13. Hn. Another photo I took during that photography class. This one is in color and showcases Duo yet again. He was an ideal subject. It captures him in a rare reflective moment. He is sitting in an overstuffed high-backed chair positioned in a band of filtered sunlight. His legs are curled under him, his chin rests in the bowl of his palm, and he is reading a tattered book of Old Earth poetry. He is framed in soft amber afternoon light. Dust motes, glittering like fireflies, surround him in a halo. The picture exudes warmth. This is the picture I remember most often when he comes to mind.

14. Without this photo, I think I would have forgotten this moment entirely. It's so easy to forget the little things. They leave first, and are harder to recapture, but this picture brings me back to that day in a heartflash. Duo and I had arranged to meet at an outdoor cafe. I was doing surveillance and needed to finish off a roll of the old-style film (the newer digital film wasn't as reliable back then), and took an impulsive picture of Duo. The photo captures him just as he was reaching into his water glass for an ice cube to cool his coffee. He is caught; unaware of any audience, staring onto middle distance with two of his fingers immersed in the glass. Even without a subject to pin his focus on, his statement is intense. I never did find out what he was thinking about in that moment. He never confessed it to me.

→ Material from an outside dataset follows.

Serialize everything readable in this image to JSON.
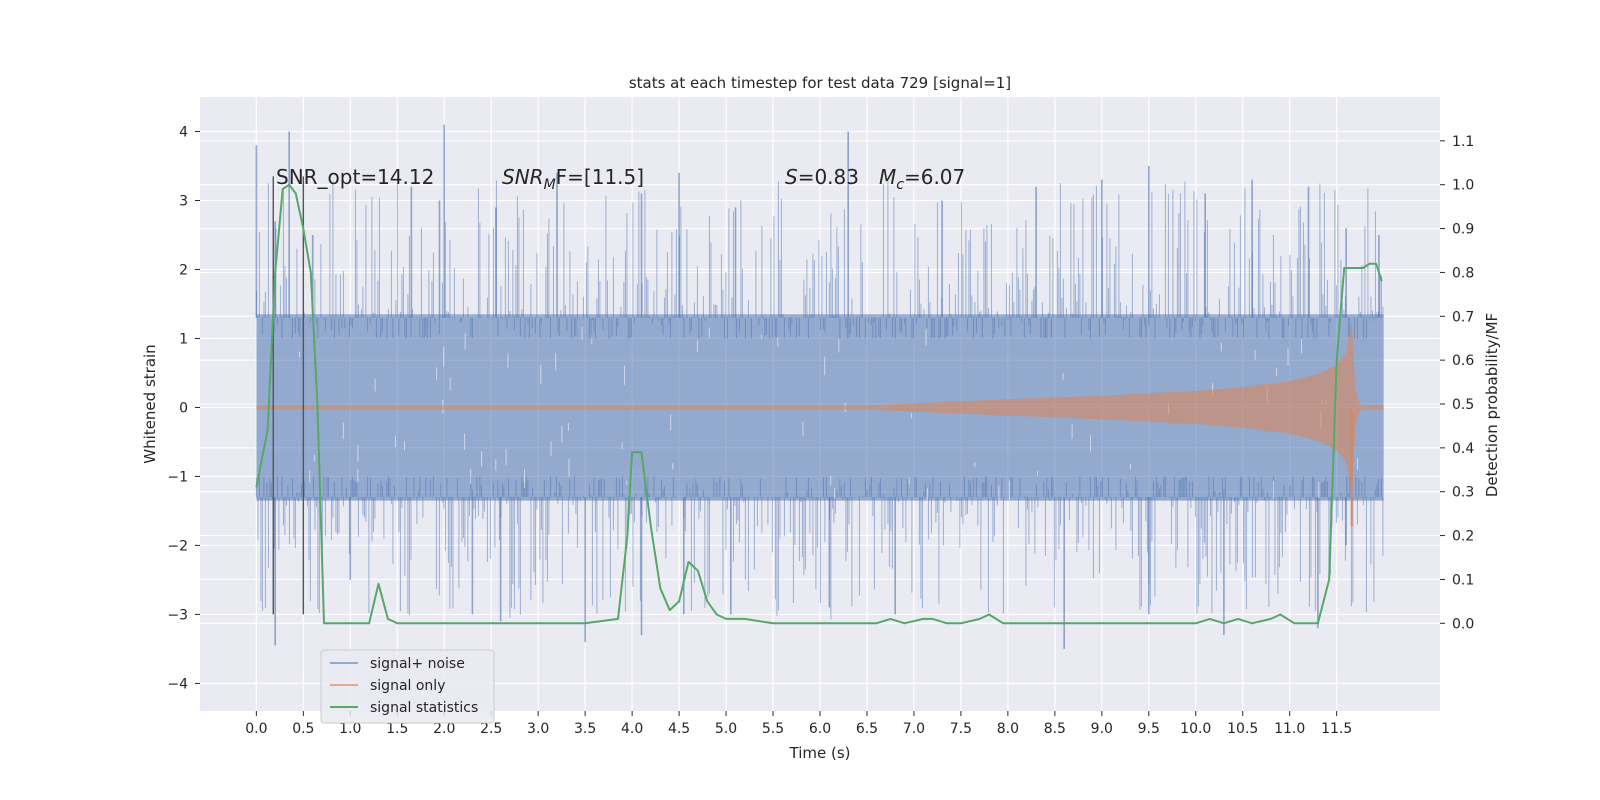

15. This is the last picture I have of Duo. I thought we'd have more time for the smaller things in life. But it turns out that life had other plans for both of us. The small bronze plaque is nearly indistinguishable among the rough texture of the bark and the long sweeping branches of the willow tree. I think he would have appreciated the humor inherent in hiding his memorial in such a way. And it seems as if the tree is sad... and it weeps for me.

And I turn the last photo over. And I close my heavy eyes.